Archaeologists working to protect the fragile remains of Chedworth Roman Villa will put a series of recent mosaic finds on permanent display as part of a major conservation project at the Romano-British site.
The mosaics, which have been hidden for centuries, will be added to those already on view at the Gloucestershire villa. Over the summer, visitors will be able to meet the team of conservators who are working to prepare them for display.
The display is part of a £3 million scheme which will see new environmentally controlled conservation shelters replace old Victorian sheds. Walkways are being installed above the mosaics, allowing visitors to look down on them more easily. New interactive displays will also explore life in Roman Britain.
The project is set to go ahead thanks to a £700,000 grant from the Heritage Lottery Fund.
"Our archaeologists have known these mosaics existed on site since they were first seen during the Victorian excavations but later re-buried," said Pippa Wise, Chedworth Programme Officer.
"It was agreed they would be better protected if excavated again and put on display in a proper environmentally controlled building which will protect them from frost and other damage."

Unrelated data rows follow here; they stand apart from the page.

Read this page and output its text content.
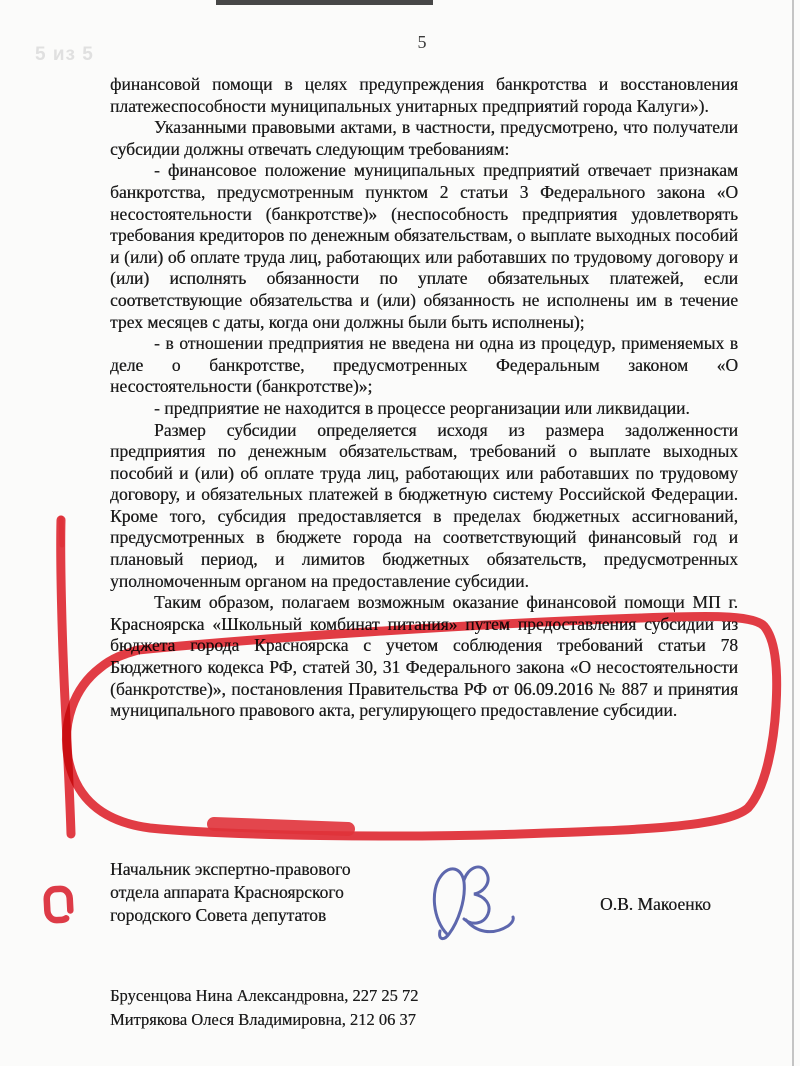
5 из 5
5

финансовой помощи в целях предупреждения банкротства и восстановления платежеспособности муниципальных унитарных предприятий города Калуги»).

Указанными правовыми актами, в частности, предусмотрено, что получатели субсидии должны отвечать следующим требованиям:

- финансовое положение муниципальных предприятий отвечает признакам банкротства, предусмотренным пунктом 2 статьи 3 Федерального закона «О несостоятельности (банкротстве)» (неспособность предприятия удовлетворять требования кредиторов по денежным обязательствам, о выплате выходных пособий и (или) об оплате труда лиц, работающих или работавших по трудовому договору и (или) исполнять обязанности по уплате обязательных платежей, если соответствующие обязательства и (или) обязанность не исполнены им в течение трех месяцев с даты, когда они должны были быть исполнены);

- в отношении предприятия не введена ни одна из процедур, применяемых в деле о банкротстве, предусмотренных Федеральным законом «О несостоятельности (банкротстве)»;

- предприятие не находится в процессе реорганизации или ликвидации.

Размер субсидии определяется исходя из размера задолженности предприятия по денежным обязательствам, требований о выплате выходных пособий и (или) об оплате труда лиц, работающих или работавших по трудовому договору, и обязательных платежей в бюджетную систему Российской Федерации. Кроме того, субсидия предоставляется в пределах бюджетных ассигнований, предусмотренных в бюджете города на соответствующий финансовый год и плановый период, и лимитов бюджетных обязательств, предусмотренных уполномоченным органом на предоставление субсидии.

Таким образом, полагаем возможным оказание финансовой помощи МП г. Красноярска «Школьный комбинат питания» путем предоставления субсидии из бюджета города Красноярска с учетом соблюдения требований статьи 78 Бюджетного кодекса РФ, статей 30, 31 Федерального закона «О несостоятельности (банкротстве)», постановления Правительства РФ от 06.09.2016 № 887 и принятия муниципального правового акта, регулирующего предоставление субсидии.

Начальник экспертно-правового
отдела аппарата Красноярского
городского Совета депутатов
О.В. Макоенко
Брусенцова Нина Александровна, 227 25 72
Митрякова Олеся Владимировна, 212 06 37
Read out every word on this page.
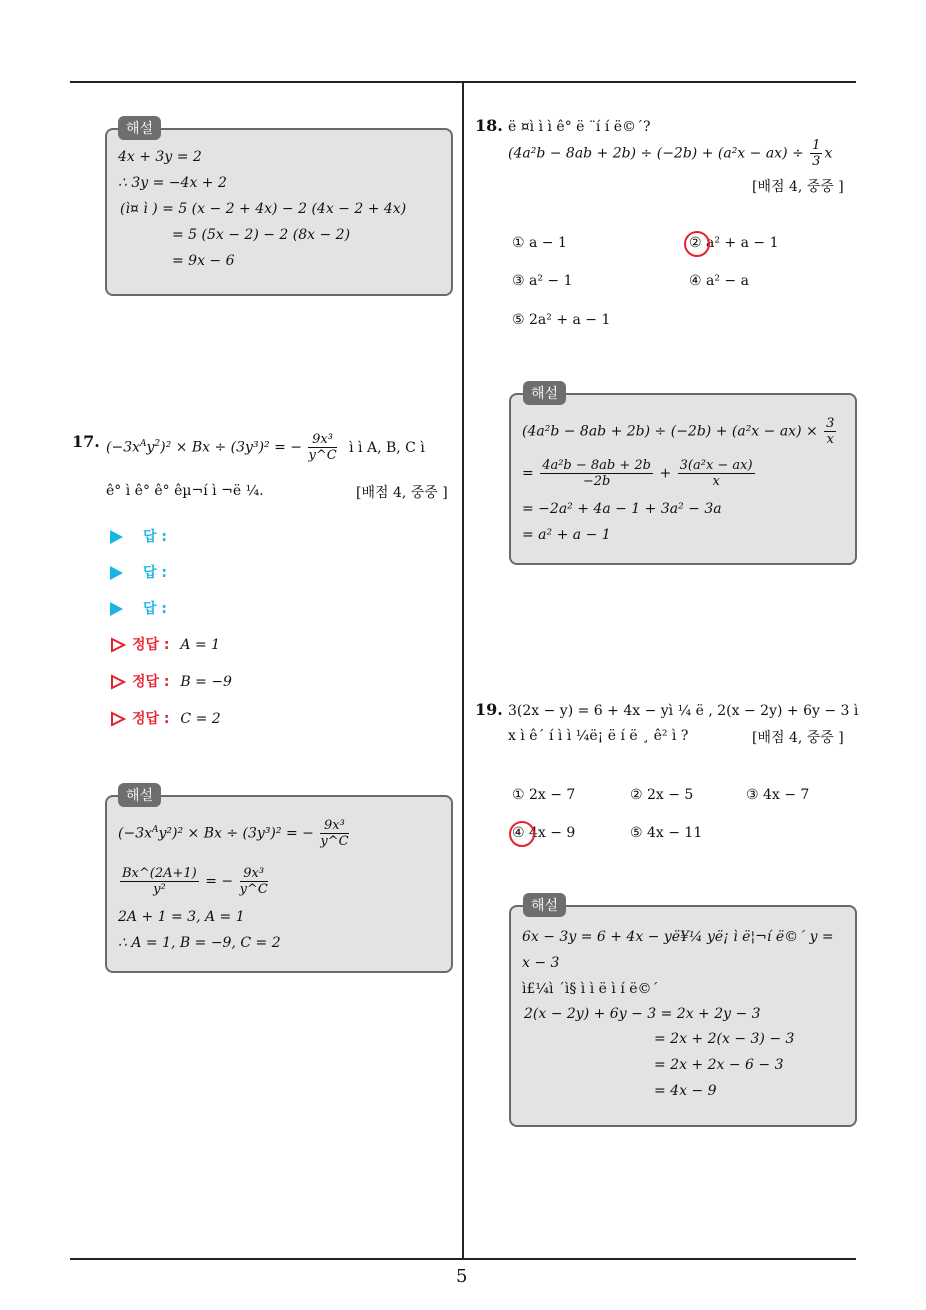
5
해설
4x + 3y = 2
∴ 3y = −4x + 2
(ì¤ ì ) = 5 (x − 2 + 4x) − 2 (4x − 2 + 4x)
= 5 (5x − 2) − 2 (8x − 2)
= 9x − 6
17. $(-3x^Ay^2)^2 \times Bx \div (3y^3)^2$ = − $\frac{\text{9x³}}{y\^{}C}$ ì ì A, B, C ì
ê° ì ê° ê° êµ¬í ì ¬ë ¼.	[배점 4, 중중 ]
답 :
답 :
답 :
정답 : A = 1
정답 : B = −9
정답 : C = 2
해설
$(-3x^Ay^2)^2 \times Bx \div (3y^3)^2$ = − $\frac{\text{9x³}}{y\^{}C}$
$\frac{Bx\^{}(2A+1)}{\text{y²}}$ = − $\frac{\text{9x³}}{y\^{}C}$
2A + 1 = 3, A = 1
∴ A = 1, B = −9, C = 2
18. ë ¤ì ì ì ê° ë ¨í í ë©´?
$(4a^2b - 8ab + 2b) \div (-2b) + (a^2x - ax) \div \frac{1}{3}$ x
[배점 4, 중중 ]
① a − 1	② a² + a − 1
③ a² − 1	④ a² − a
⑤ 2a² + a − 1
해설
$(4a^2b - 8ab + 2b) \div (-2b) + (a^2x - ax) \times \frac{3}{x}$
= $\frac{\text{4a²b − 8ab + 2b}}{-2b} + \frac{\text{3(a²x − ax)}}{x}$
= −2a² + 4a − 1 + 3a² − 3a
= a² + a − 1
19. 3(2x − y) = 6 + 4x − yì ¼ ë , 2(x − 2y) + 6y − 3 ì
x ì ê´ í ì ì ¼ë¡ ë í ë ¸ ê² ì ?	[배점 4, 중중 ]
① 2x − 7	② 2x − 5	③ 4x − 7
④ 4x − 9	⑤ 4x − 11
해설
6x − 3y = 6 + 4x − yë¥¼ yë¡ ì ë¦¬í ë©´ y =
x − 3
ì£¼ì ´ì§ ì ì ë ì í ë©´
2(x − 2y) + 6y − 3 = 2x + 2y − 3
= 2x + 2(x − 3) − 3
= 2x + 2x − 6 − 3
= 4x − 9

Unveiled at a special community day today (July 27 2010), local schools and community groups were invited to the villa to celebrate. Highlights of the day included mosaic workshops and a competition for the best dressed Roman. There was also a procession to the Nymphaeum, the spring which still supplies water to the villa.
A souvenir Chedworth coin has been minted, which visitors can use to make their own offering by throwing coins into the spring. The money will help the staff and volunteers at Chedworth raise the final £500,000 needed by 2011 to complete the project and build a new Education Centre.